She'd forgotten what it was like, the first landing on a planet. The thrill of the unknown, fear even, tingling up and down her spine; the anticipation.

"So, Sarah. Shall we?" Her Doctor - she had always thought of him as that - held out his arm expectantly.

She hesitated, looking from him to the closed doors and back again. "Where are we?"

"Oh...I don't know! Only way to find out is to find out, eh?" He reached over to the console and flicked the door switch, and Sarah Jane suddenly felt as if the years separating her from the last time she'd walked out of those doors had vanished, evaporated in the heat of his infectious enthusiasm. She stepped confidently towards the exit, curious and ready - well, almost ready - to see where she'd been brought this time.


He watches her. She's grown up, his little Sarah Jane, grown up so much since he saw her last that he wonders if he did the right thing by leaving her. There's sadness in her eyes, sadness and a tired fear that he knows well. He's always known she was strong, but this...this is different. And he feels somehow responsible for it, and therefore somehow responsible for bringing the smile back in to her eyes.

She steps towards the doors, curiosity winning over her obvious apprehension, and she looks so much the same that he almost forgets that over 30 years have passed for her. Did she think he'd abandoned her? Surely she knew he would never do that - not to her.

She walks outside.


For a minute, she was so glad that they hadn't landed in another blinking quarry that her surroundings didn't quite register.

It was a world away from Bannerman Road, and she nearly laughed at the sheer impossibility of what she was seeing.

The sky was dark blue, edged with purple in places. No visible light source, thought her journalist's brain: that's weird. They'd landed on top of a cliff, the dizzyingly sheer drop about six feet in front of her ending in transparent water that extended all the way to the horizon.

But stranger than that - curioser and curiouser, she thought absently - was the door.

"Sarah," came the Doctor's amused voice from behind her, "why is there a door hanging in mid-air?"

As if she knew. Gingerly, she crept closer to the edge of the cliff and peered at the door. It was wooden, polished and lacquered and boasting an impressive knocker in the shape of a dragon's head which looked like it was made of bronze.

"Doctor...this can't be possible. The laws of physics...surely..."

"Oh, come on!" He seemed to thrive off impossibility, her Doctor. It was his fuel. "All good laws have exceptions!"

"Okay...so there's a door in the sky."

"Indeed. And what are doors for, Sarah Jane Smith?" he asked gleefully. He'd found himself another puzzle, she realised, and he intended to solve it.

She stepped back, away from the cliff edge, and backed towards the TARDIS. "Oh no, Doctor. No you don't. Not again, not this time." She was panicking, she knew, over-reacting completely. Hell, she trusted him with her life. With more than her life - with her heart and soul - but this, right now, she couldn't do.


She's scared.

Sarah Jane Smith is scared.

He's uncertain now, wonders what has happened since he left her, but her fear is real and he can see her shaking as she leans against the TARDIS. Seeing Sarah like this worries him: she was always so strong, before.

"Sarah?" he says, stepping towards her. "Sarah, it's me, it's safe."

He doesn't know what to say, not really. This regeneration has never really been able to talk about feelings and suchlike very well. So he's surprised when she moves tentatively towards him and puts her arms around him; he can hear her crying softly against his shoulder.

"I still can't believe it's you," she says, her voice muffled against his coat. "I missed you, and I waited for you for so long...and now I'm acting like a child."

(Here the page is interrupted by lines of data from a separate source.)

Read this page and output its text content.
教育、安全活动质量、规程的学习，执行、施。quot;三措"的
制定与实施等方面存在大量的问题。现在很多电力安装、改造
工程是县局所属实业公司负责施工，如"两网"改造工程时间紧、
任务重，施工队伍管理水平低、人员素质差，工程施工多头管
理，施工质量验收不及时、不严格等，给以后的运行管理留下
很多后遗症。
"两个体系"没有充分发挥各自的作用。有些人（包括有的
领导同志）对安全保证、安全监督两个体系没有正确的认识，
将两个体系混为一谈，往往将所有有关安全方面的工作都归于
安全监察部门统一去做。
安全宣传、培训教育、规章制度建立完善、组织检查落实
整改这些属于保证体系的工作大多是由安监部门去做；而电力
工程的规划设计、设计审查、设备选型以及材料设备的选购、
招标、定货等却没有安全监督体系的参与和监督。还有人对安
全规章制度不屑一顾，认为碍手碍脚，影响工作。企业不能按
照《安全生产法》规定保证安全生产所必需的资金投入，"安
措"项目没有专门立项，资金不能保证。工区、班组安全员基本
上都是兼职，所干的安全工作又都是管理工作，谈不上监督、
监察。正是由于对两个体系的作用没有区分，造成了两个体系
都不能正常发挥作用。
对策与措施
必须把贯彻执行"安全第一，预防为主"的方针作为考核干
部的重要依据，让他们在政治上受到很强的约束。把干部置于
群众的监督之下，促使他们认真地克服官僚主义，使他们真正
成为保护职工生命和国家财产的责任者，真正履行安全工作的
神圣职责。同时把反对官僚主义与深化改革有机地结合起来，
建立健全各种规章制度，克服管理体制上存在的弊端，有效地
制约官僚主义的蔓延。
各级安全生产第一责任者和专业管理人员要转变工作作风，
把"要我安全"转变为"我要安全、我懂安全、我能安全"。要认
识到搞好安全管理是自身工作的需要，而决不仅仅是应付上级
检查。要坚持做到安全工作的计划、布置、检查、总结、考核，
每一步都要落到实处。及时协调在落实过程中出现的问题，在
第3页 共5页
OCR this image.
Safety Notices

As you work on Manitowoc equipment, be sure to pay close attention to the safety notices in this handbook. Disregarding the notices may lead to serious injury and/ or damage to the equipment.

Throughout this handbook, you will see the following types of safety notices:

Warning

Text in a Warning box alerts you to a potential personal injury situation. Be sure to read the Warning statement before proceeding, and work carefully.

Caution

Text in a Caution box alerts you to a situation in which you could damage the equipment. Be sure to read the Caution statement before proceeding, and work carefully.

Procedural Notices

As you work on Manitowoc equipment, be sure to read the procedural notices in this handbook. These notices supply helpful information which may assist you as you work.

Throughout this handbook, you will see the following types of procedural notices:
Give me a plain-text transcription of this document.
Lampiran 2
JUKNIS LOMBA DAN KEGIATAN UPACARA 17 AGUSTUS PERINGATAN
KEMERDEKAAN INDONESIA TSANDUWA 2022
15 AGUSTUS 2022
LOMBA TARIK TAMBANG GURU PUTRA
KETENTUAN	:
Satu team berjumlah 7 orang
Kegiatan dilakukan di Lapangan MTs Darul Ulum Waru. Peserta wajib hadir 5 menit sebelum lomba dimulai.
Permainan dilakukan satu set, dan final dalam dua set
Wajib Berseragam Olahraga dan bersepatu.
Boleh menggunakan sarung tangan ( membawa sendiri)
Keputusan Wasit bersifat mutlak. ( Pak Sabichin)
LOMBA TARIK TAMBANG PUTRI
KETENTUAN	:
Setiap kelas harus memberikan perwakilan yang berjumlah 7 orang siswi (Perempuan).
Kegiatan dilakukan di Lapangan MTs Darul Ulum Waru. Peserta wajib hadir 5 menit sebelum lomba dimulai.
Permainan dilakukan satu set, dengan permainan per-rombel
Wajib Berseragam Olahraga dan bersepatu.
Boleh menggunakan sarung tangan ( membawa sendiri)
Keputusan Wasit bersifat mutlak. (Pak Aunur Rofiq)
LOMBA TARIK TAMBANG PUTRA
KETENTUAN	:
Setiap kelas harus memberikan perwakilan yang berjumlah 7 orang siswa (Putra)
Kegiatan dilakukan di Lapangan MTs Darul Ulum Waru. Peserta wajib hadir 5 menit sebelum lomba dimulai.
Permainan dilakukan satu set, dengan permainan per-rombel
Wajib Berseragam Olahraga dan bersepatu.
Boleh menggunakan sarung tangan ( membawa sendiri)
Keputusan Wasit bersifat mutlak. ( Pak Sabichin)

"Oh, Sarah, I would never think that. Now, tell me all about it."

He thinks she's about to say something important but suddenly her breath draws in sharply and she stiffens against him. "Doctor," she whispers, "the door..."

He glances around to check but finds that he has no words of reassurance.

The door is opening, and through the slowly widening crack he can see something that is definitely not blue sky.

"Open sesame," he mutters to himself.